Redpaisley · 12/07/2026 15:54

These are not assumptions. Op said her husband slept through out the flight while she looked after the child. So this poster is most likely a man exaggerating with his ‘making memories’,

Nope, not a man. Mother of three, non football fan

Cherrytree86 · 12/07/2026 16:56

Marycontrarygarden · 12/07/2026 16:51

Why....

OP, tomorrow you just take yourself off for a nice spa or whatever you like while your husband spends time with your child. Then both you and him get some for individual interests 😊

rainbowstardrops · 12/07/2026 17:30

momtoboys · 12/07/2026 16:32

It’s one day, Give him this. If it becomes a habit, that is a different story!

Even though he left them for a week and this is supposed to be a reconciliation holiday?
Bloody hell, the bar is so incredibly low with some people.

LivingTheDreamish · 12/07/2026 17:43

Not helpful but why did you pick the final week of the World Cup to go on holiday? I think you need to accept he wants to watch and plan around it. At least there won’t be anymore days with 2 games in a row.

HopeIsAScaryThing · 12/07/2026 17:46

Rubyreindeer · 12/07/2026 12:52

Thanks all for the replies. Just to add, I am too a huge football fan, we both are, and I watched the match myself in the hotel room whilst my little one was asleep. I would have loved to have watched the second match, but knew I couldn’t as it would obviously be me up in the morning. But I guess my problem is the expectation that it’s absolutely fine for him to lie in bed (he finally came to join us at 2pm!) and I’d be the one getting up, baring mind he slept most the flight and I looked after our son.

I’m absolutely not someone that needs to spend 24/7 together, but my little boy spent the morning saying I wish daddy could come on on the slides as well, and I just found it sad he wasn’t there for the first day.

And in reply to some of the comments, yes he left myself and son for a week, as in we separated, so we were trying to use this as a reconciliation.

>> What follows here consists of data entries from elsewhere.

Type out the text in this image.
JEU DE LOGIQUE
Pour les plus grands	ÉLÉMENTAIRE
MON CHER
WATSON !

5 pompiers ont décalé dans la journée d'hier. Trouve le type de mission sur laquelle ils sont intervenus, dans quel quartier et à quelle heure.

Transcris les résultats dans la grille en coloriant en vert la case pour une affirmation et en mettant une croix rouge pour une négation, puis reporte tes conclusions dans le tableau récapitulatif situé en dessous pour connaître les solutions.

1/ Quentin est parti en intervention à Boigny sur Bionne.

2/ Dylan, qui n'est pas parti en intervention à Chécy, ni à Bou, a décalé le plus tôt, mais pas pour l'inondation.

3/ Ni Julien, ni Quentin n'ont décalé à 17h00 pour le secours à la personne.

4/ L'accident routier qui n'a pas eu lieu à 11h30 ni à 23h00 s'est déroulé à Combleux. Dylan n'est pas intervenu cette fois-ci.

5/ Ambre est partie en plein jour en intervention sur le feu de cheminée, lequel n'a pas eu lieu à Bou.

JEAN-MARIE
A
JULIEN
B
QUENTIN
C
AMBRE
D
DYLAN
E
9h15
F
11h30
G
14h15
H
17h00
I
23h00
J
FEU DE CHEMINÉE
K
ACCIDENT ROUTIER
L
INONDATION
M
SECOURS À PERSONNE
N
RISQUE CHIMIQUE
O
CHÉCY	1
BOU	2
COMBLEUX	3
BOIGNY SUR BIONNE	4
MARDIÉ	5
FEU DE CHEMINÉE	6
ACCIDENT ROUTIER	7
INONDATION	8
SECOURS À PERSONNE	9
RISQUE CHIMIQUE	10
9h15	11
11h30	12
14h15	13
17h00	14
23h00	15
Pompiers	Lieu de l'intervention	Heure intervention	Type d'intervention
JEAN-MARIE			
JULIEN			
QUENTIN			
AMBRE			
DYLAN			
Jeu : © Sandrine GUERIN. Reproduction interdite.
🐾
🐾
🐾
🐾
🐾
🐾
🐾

And we both work, I’m not a stay at home mum, I do all the cooking, cleaning etc.

He sounds like a selfish twat ...

I'd say he's showing you very clearly who he is, that he doesn't give a shit about either of you, and he's no interest in putting anyone other than himself first.

Naunet · 12/07/2026 17:53

Katypp · 12/07/2026 14:19

But you don't know that. You are making assumptions based on not very much.
In all honesty, if I was married to some of the posters on MN who regard family life as - to coin a PP - a bootcamp with no room for pleasure, enjoyment or individualism, just a grim, relentless grind of Making Memories, I would want out too.
You don't stop being who you are when you become a parent.
I do think that mothers these days have a tendency to become martyrs when children come along, devoting themselves to the child at all costs, and get annoyed when their partner has not read the memo.

Based on not very much?! OP already said they both work full time but she does all the cooking and cleaning. Do you seriously think that says "not very much"?

Are you suggesting OP should have stayed up and watched the second game to then, leave a 4 year old to it? She shouldnt be a martyr after all, right?